If you have diabetes, the main step you can take to prevent or delay the onset of cataracts is to keep your blood sugar well controlled. Maintaining stable glucose levels can keep the eye’s lenses clear and healthy. Attend your diabetes screening regularly, monitor your levels and keep them in the target range.

Patients with Type 2 diabetes can reduce their risk of developing cataracts by 19%, by lowering their HbA1c level by just 1% over time.*2

Don’t put off your eye test – Optometrists are highly trained to detect any changes to your eye health long before you may be aware of them yourself.

Other behaviours can influence cataracts; be careful to avoid smoking, protect your eyes from UV lights (wear sunglasses), try not to use steroid medications and maintain a healthy lifestyle and nutritious diet where possible.

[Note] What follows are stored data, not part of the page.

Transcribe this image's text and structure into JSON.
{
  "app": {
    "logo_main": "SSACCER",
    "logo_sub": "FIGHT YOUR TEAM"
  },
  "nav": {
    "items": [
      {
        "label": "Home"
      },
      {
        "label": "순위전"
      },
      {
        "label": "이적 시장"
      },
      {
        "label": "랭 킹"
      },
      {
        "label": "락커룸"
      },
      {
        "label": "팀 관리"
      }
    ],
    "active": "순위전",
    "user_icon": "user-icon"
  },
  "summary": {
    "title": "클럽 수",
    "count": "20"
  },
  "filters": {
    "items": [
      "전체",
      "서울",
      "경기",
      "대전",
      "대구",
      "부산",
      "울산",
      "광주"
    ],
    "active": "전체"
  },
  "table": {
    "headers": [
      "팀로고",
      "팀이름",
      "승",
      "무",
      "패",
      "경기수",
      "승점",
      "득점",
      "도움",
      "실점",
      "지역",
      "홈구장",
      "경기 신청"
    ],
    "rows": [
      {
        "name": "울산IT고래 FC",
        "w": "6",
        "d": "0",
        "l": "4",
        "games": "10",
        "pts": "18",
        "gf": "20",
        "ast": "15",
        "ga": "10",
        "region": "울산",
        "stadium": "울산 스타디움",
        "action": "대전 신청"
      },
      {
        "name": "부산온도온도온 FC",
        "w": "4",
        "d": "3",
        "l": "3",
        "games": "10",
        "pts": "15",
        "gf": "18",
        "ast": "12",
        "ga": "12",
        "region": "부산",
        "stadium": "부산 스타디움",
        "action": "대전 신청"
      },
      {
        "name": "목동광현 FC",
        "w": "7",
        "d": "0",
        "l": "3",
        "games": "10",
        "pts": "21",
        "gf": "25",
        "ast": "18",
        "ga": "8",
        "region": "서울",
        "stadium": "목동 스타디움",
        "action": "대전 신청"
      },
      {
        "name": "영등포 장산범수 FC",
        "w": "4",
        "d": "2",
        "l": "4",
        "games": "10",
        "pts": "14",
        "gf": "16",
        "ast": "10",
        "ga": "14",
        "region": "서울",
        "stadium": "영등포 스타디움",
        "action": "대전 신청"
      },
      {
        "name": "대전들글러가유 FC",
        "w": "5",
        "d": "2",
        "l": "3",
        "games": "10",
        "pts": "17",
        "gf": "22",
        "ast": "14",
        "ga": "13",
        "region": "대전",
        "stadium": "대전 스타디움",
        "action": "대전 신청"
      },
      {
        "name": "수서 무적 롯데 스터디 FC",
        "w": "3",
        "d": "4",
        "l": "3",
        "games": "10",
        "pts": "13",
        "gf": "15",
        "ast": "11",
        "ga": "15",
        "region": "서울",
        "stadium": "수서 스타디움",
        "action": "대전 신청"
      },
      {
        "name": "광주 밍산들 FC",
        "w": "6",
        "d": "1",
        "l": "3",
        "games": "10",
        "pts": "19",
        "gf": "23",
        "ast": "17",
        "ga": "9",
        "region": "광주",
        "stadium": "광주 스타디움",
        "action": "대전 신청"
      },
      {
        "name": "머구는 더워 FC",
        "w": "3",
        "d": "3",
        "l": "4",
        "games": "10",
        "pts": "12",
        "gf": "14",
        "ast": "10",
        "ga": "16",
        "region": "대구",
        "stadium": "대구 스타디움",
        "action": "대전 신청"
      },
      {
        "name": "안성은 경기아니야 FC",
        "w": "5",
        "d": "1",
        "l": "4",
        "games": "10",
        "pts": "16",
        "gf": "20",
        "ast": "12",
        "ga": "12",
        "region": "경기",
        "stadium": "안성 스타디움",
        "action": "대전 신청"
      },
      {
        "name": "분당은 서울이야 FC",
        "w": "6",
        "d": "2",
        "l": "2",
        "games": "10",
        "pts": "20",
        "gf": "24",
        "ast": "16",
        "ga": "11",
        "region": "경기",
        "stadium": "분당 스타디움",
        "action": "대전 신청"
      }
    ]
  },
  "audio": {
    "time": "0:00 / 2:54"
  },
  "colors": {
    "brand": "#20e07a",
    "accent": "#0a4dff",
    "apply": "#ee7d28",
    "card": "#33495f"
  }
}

How do you know if you have cataracts?

It’s not always obvious when cataracts may be affecting your vision. At its initial stages, it may not have much impact on your vision which is why routine screening appointments can be vital to maintaining your eye health and early diagnoses.

The most common symptoms of cataracts include:

• Blurred or cloudy vision

• Areas where your sight is less clear

• Double vision

• Poor night vision

• Colours may look faded

• A brown or yellow tinge to your vision

How do you treat cataracts?

 If you suspect you have a cataract, the initial step is to schedule an eye examination with your optometrist. Despite being a major cause of blindness worldwide, cataracts are treatable. Typically, treatment involves surgery to replace the clouded natural lens in your eye with a synthetic lens known as an Intraocular Lens (IOL). This simple swap can work wonders, restoring clear vision and alleviating the visual interferences caused by cataracts.

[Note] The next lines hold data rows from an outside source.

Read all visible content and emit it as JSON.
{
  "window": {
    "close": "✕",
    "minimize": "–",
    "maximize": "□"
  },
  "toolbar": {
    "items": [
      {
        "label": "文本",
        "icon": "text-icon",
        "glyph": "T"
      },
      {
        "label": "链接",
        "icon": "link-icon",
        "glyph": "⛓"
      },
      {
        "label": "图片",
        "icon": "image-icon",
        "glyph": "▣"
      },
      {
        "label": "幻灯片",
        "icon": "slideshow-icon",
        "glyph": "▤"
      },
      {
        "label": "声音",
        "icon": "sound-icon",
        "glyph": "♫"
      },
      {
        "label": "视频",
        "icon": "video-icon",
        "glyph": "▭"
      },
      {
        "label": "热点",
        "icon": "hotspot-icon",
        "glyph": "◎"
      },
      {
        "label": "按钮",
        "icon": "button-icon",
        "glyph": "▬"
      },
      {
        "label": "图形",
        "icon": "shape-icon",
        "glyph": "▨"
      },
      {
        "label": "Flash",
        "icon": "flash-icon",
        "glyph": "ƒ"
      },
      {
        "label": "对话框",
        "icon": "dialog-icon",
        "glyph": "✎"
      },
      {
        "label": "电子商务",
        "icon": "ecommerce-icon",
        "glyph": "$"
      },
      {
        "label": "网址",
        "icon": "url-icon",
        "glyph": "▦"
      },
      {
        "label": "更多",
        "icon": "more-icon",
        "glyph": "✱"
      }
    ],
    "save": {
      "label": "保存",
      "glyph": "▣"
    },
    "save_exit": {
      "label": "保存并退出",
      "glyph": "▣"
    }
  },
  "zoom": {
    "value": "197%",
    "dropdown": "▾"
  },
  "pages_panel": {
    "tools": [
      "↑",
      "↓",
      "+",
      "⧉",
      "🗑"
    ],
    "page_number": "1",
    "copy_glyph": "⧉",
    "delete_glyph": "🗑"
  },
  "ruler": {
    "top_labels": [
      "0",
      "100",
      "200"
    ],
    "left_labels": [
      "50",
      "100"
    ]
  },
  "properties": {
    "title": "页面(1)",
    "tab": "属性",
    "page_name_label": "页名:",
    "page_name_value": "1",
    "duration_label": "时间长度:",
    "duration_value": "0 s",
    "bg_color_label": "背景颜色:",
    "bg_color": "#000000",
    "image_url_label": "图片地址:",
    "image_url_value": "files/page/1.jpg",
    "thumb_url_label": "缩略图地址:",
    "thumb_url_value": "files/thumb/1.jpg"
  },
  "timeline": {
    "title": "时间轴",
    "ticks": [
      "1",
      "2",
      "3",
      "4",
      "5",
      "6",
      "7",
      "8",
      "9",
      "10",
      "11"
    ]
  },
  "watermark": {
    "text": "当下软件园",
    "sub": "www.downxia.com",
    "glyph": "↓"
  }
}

Cataract surgery is typically brief, lasting around 15 minutes per eye, and is commonly performed under local anaesthesia, allowing you to remain awake without experiencing pain and visit your chosen provider as a day case. If both eyes require surgery, each eye may be treated on the same or separate occasions. Following the procedure, most patients can return home on the very same day, although it's worth noting that initial post-surgery vision may be a tad blurry before the full benefits become apparent.

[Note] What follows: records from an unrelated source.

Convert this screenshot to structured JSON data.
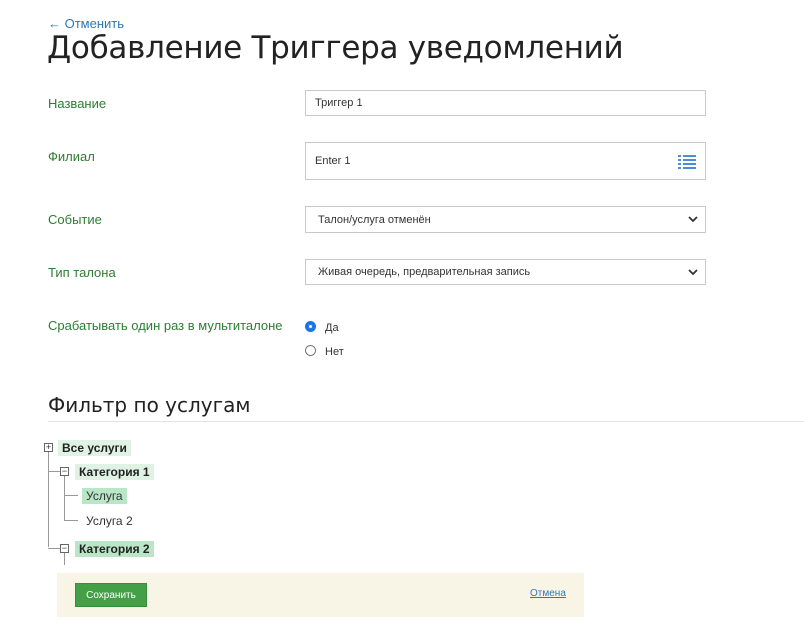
{
  "header": {
    "back_label": "← Отменить",
    "title": "Добавление Триггера уведомлений"
  },
  "form": {
    "name": {
      "label": "Название",
      "value": "Триггер 1"
    },
    "branch": {
      "label": "Филиал",
      "value": "Enter 1"
    },
    "event": {
      "label": "Событие",
      "selected": "Талон/услуга отменён"
    },
    "ticket_type": {
      "label": "Тип талона",
      "selected": "Живая очередь, предварительная запись"
    },
    "multi": {
      "label": "Срабатывать один раз в мультиталоне",
      "options": [
        {
          "label": "Да",
          "checked": true
        },
        {
          "label": "Нет",
          "checked": false
        }
      ]
    }
  },
  "filter": {
    "title": "Фильтр по услугам",
    "tree": {
      "root": "Все услуги",
      "category1": "Категория 1",
      "service1": "Услуга",
      "service2": "Услуга 2",
      "category2": "Категория 2"
    }
  },
  "footer": {
    "save_label": "Сохранить",
    "cancel_label": "Отмена"
  },
  "colors": {
    "accent_green": "#43a047",
    "label_green": "#2e7d32",
    "link_blue": "#2f78b7",
    "radio_blue": "#1a73e8"
  }
}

To ensure a seamless recovery and optimal visual outcomes you should attend follow-up appointments with either your optometrist or surgeon in the months following the surgery. This diligent post-operative care ensures that your newfound clarity remains crystal clear. 

  1. Diabetes Complications: Cataracts, 2023
  2. British Medical Journal: Association of glycaemia with macrovascular and microvascular complications of Type 2 diabetes: prospective observational study, 2000; 321: 405-412.